The stress is overwhelming and choking otherwise. The darkness and despair taking over. It multiplies faster than I can eradicate and replace it with good. I feel inadequate and tired and ugly and a burden and a bad everything. I’m in pain most of the time now. Mostly the knot in my stomach, the pressure in my chest, the signs of stress added onto stress. There’s also physical pain. Muscles tensed, tension headaches, sore throats from keeping my neck muscles tense. It’s a never-ending circle of evil.
I want to be grateful and kind and loving. I want to show so much love for the people I care about.
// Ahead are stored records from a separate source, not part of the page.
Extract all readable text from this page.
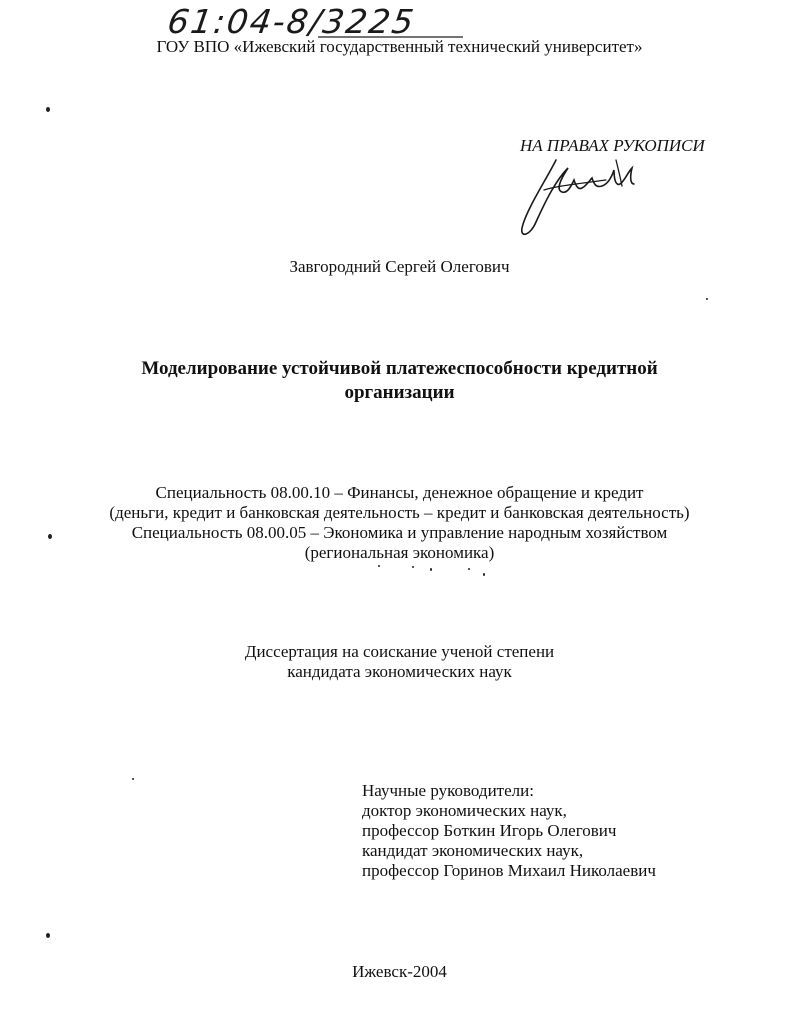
61:04-8/3225
ГОУ ВПО «Ижевский государственный технический университет»
НА ПРАВАХ РУКОПИСИ
Завгородний Сергей Олегович
Моделирование устойчивой платежеспособности кредитной
организации
Специальность 08.00.10 – Финансы, денежное обращение и кредит
(деньги, кредит и банковская деятельность – кредит и банковская деятельность)
Специальность 08.00.05 – Экономика и управление народным хозяйством
(региональная экономика)
Диссертация на соискание ученой степени
кандидата экономических наук
Научные руководители:
доктор экономических наук,
профессор Боткин Игорь Олегович
кандидат экономических наук,
профессор Горинов Михаил Николаевич
Ижевск-2004
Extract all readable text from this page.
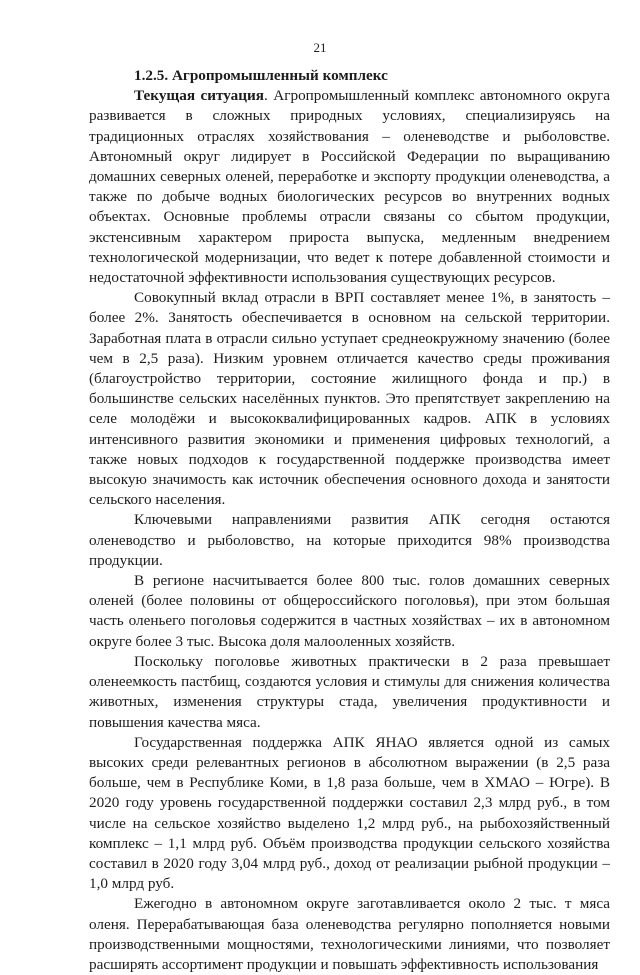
21
1.2.5. Агропромышленный комплекс

Текущая ситуация. Агропромышленный комплекс автономного округа развивается в сложных природных условиях, специализируясь на традиционных отраслях хозяйствования – оленеводстве и рыболовстве. Автономный округ лидирует в Российской Федерации по выращиванию домашних северных оленей, переработке и экспорту продукции оленеводства, а также по добыче водных биологических ресурсов во внутренних водных объектах. Основные проблемы отрасли связаны со сбытом продукции, экстенсивным характером прироста выпуска, медленным внедрением технологической модернизации, что ведет к потере добавленной стоимости и недостаточной эффективности использования существующих ресурсов.

Совокупный вклад отрасли в ВРП составляет менее 1%, в занятость – более 2%. Занятость обеспечивается в основном на сельской территории. Заработная плата в отрасли сильно уступает среднеокружному значению (более чем в 2,5 раза). Низким уровнем отличается качество среды проживания (благоустройство территории, состояние жилищного фонда и пр.) в большинстве сельских населённых пунктов. Это препятствует закреплению на селе молодёжи и высококвалифицированных кадров. АПК в условиях интенсивного развития экономики и применения цифровых технологий, а также новых подходов к государственной поддержке производства имеет высокую значимость как источник обеспечения основного дохода и занятости сельского населения.

Ключевыми направлениями развития АПК сегодня остаются оленеводство и рыболовство, на которые приходится 98% производства продукции.

В регионе насчитывается более 800 тыс. голов домашних северных оленей (более половины от общероссийского поголовья), при этом большая часть оленьего поголовья содержится в частных хозяйствах – их в автономном округе более 3 тыс. Высока доля малооленных хозяйств.

Поскольку поголовье животных практически в 2 раза превышает оленеемкость пастбищ, создаются условия и стимулы для снижения количества животных, изменения структуры стада, увеличения продуктивности и повышения качества мяса.

Государственная поддержка АПК ЯНАО является одной из самых высоких среди релевантных регионов в абсолютном выражении (в 2,5 раза больше, чем в Республике Коми, в 1,8 раза больше, чем в ХМАО – Югре). В 2020 году уровень государственной поддержки составил 2,3 млрд руб., в том числе на сельское хозяйство выделено 1,2 млрд руб., на рыбохозяйственный комплекс – 1,1 млрд руб. Объём производства продукции сельского хозяйства составил в 2020 году 3,04 млрд руб., доход от реализации рыбной продукции – 1,0 млрд руб.

Ежегодно в автономном округе заготавливается около 2 тыс. т мяса оленя. Перерабатывающая база оленеводства регулярно пополняется новыми производственными мощностями, технологическими линиями, что позволяет расширять ассортимент продукции и повышать эффективность использования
Yet I’m trapped. Unaware. Unsure. In pain. Scared. Panicked.
I shouldn’t be writing this. I should keep up my spirits and keep it all bottled up and just stop. I should work on me and just shout from the rooftops how lucky and blessed I am. Yet, for some reason, I can’t stop myself either. Because I can’t even talk. I can’t even TELL you or anyone, no matter how wonderful or awesome they are to me, the messed up tangle of pain and anger and horror and sadness that is my brain. NO one I love deserves to see or be in there.
The problem is. It’s just… disabling. I can’t get it out. But it also takes a lot of effort to stay normal (if it can even be called that). So I write this. If only to get it out. If only to make myself think about it. Hard days are coming and I need to gather strength from deep within. Strength I don’t even know if I can hold on to. Strength I don’t even know if I still have. But I’ll try and I’ll go on. I just hope this thing moves on soon. I hope I can come out stronger. Soon.